Last week, two thousand people took to the streets in Ramallah (Palestine) to offer their solidarity with Gaza and to demand a firmer political agenda for Palestinian politics. Jamal Juma of Stop the Wall said, ‘I felt that the entire Palestinian people have been waiting for this moment, whether in Gaza, inside the Green Line or outside’. The Green Line is the perimeter that divides the occupied territory from Israel. Juma said that the Palestinian people had been waiting for their anger to be transformed into action. These protests are a first sign of that action.

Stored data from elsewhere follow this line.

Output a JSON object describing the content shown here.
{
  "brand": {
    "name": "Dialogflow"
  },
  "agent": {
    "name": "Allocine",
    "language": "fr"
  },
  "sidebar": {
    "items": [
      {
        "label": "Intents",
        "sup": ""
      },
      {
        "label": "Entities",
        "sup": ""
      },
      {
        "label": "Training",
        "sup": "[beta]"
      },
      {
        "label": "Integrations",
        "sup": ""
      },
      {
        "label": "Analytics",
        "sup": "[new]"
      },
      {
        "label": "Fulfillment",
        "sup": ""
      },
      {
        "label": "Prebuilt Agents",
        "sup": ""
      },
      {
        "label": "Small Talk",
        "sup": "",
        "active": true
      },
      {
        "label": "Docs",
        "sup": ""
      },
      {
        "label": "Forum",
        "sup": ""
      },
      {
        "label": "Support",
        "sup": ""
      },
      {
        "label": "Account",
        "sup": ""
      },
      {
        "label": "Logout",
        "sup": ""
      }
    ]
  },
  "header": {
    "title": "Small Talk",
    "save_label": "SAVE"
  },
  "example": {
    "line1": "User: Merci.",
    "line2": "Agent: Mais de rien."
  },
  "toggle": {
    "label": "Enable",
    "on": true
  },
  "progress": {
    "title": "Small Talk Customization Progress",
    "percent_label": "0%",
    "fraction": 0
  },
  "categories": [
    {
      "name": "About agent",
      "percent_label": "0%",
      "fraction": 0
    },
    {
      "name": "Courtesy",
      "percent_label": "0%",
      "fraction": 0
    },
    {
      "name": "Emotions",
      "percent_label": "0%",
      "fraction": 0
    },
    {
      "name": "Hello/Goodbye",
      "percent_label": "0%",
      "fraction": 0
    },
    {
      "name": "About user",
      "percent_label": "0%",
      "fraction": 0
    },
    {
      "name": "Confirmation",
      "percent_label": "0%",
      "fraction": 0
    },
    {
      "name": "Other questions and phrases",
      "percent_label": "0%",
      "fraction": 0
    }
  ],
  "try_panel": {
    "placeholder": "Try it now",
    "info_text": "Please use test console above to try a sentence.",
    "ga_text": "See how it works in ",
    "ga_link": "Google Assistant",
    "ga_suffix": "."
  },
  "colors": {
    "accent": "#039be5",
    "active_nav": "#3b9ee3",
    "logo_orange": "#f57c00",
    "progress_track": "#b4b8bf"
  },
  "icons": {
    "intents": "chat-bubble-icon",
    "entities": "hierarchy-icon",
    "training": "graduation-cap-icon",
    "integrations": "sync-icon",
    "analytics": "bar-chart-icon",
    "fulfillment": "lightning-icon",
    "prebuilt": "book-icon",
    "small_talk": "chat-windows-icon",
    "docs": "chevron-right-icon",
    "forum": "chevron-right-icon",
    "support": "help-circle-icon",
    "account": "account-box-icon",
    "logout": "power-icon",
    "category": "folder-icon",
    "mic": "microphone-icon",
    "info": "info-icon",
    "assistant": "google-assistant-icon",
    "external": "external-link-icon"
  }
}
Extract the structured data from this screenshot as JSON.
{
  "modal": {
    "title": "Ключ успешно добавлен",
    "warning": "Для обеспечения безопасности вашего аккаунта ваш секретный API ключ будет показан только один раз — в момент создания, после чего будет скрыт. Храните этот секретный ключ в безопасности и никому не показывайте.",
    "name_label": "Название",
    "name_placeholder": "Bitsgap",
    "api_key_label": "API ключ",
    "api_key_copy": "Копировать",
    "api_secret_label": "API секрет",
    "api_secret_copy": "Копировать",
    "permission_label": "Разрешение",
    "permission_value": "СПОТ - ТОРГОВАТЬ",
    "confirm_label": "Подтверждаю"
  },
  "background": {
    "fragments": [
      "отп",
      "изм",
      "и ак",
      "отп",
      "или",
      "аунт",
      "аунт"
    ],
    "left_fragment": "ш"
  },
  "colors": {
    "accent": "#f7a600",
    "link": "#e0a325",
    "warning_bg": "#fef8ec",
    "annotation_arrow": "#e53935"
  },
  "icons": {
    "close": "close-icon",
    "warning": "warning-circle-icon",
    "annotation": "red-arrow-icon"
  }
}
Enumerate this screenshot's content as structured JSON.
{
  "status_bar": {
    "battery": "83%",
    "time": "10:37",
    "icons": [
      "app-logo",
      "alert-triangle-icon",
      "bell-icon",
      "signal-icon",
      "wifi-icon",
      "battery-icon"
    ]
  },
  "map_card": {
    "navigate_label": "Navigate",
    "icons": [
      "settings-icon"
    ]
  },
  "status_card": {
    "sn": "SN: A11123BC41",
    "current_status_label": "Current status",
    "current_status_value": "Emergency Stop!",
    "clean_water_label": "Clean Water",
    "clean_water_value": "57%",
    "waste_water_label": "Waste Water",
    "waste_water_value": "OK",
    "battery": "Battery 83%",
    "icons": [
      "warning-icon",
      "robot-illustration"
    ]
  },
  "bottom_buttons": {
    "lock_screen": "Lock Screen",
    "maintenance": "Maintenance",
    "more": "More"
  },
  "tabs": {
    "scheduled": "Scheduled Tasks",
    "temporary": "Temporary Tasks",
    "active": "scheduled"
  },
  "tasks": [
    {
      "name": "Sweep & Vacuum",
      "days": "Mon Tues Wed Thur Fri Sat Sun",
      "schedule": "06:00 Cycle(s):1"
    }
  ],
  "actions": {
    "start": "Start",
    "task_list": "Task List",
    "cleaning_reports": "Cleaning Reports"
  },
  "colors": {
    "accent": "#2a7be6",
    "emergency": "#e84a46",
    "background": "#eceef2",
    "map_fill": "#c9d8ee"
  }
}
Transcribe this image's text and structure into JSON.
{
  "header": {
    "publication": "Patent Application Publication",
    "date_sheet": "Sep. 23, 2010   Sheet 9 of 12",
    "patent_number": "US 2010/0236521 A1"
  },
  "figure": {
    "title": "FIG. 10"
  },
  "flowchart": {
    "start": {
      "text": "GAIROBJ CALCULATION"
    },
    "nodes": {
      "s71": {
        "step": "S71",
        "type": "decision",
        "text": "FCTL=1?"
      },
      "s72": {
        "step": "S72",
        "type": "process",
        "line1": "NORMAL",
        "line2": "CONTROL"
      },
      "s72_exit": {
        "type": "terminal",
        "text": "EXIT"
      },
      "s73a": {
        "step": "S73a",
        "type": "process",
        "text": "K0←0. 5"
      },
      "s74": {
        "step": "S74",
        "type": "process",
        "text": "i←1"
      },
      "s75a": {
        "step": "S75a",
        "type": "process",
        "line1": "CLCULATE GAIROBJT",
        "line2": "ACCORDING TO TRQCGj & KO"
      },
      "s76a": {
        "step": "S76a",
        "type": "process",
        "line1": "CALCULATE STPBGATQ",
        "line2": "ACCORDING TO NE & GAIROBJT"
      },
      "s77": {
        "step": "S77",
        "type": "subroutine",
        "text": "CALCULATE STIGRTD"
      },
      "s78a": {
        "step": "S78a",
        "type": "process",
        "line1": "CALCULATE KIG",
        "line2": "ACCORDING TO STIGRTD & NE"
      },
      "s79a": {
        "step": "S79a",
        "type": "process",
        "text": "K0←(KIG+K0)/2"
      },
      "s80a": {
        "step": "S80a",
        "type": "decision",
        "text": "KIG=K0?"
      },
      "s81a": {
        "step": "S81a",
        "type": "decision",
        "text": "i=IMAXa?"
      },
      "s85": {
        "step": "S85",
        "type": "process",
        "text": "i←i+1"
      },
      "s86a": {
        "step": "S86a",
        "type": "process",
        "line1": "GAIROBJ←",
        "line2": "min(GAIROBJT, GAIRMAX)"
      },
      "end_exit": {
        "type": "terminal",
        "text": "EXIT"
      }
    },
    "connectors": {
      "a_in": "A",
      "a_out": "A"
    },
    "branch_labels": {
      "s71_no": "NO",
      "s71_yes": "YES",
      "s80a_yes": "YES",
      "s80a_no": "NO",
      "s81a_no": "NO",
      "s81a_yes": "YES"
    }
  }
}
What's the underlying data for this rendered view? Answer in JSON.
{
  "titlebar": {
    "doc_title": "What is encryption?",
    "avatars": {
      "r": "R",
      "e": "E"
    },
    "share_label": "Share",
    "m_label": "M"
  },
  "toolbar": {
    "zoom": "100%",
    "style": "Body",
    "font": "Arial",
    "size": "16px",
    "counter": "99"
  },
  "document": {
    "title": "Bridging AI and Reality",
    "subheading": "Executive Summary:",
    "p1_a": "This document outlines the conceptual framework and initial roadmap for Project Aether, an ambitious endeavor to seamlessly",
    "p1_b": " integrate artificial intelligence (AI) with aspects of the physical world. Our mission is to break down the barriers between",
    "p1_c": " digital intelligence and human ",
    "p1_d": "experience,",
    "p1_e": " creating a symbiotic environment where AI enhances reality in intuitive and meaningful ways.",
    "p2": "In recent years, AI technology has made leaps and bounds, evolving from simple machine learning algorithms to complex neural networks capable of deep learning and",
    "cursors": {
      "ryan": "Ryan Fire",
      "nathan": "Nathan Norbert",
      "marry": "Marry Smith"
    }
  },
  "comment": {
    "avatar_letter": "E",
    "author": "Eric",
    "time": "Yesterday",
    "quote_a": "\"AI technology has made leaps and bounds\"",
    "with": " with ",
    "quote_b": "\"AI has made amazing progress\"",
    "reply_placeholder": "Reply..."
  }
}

Solidarity is a curious practice. Currently, solidarity with Palestinians has been offered towards the whole Palestinian people, to the Palestinian people as an abstraction. There is no concrete solidarity with any particular Palestinian mass organisation. The political parties have been eviscerated by the Israeli occupation and by the Oslo surrender by sections of the Palestinian nationalist movement. People who took to the streets in the West Bank and by the perimeter fence in Gaza are fighting to build a new mass movement inside the world of Palestine. They are the ones with whom we are now concretely in solidarity – not because they require our support as victims, but because they need our support as fighters for their future.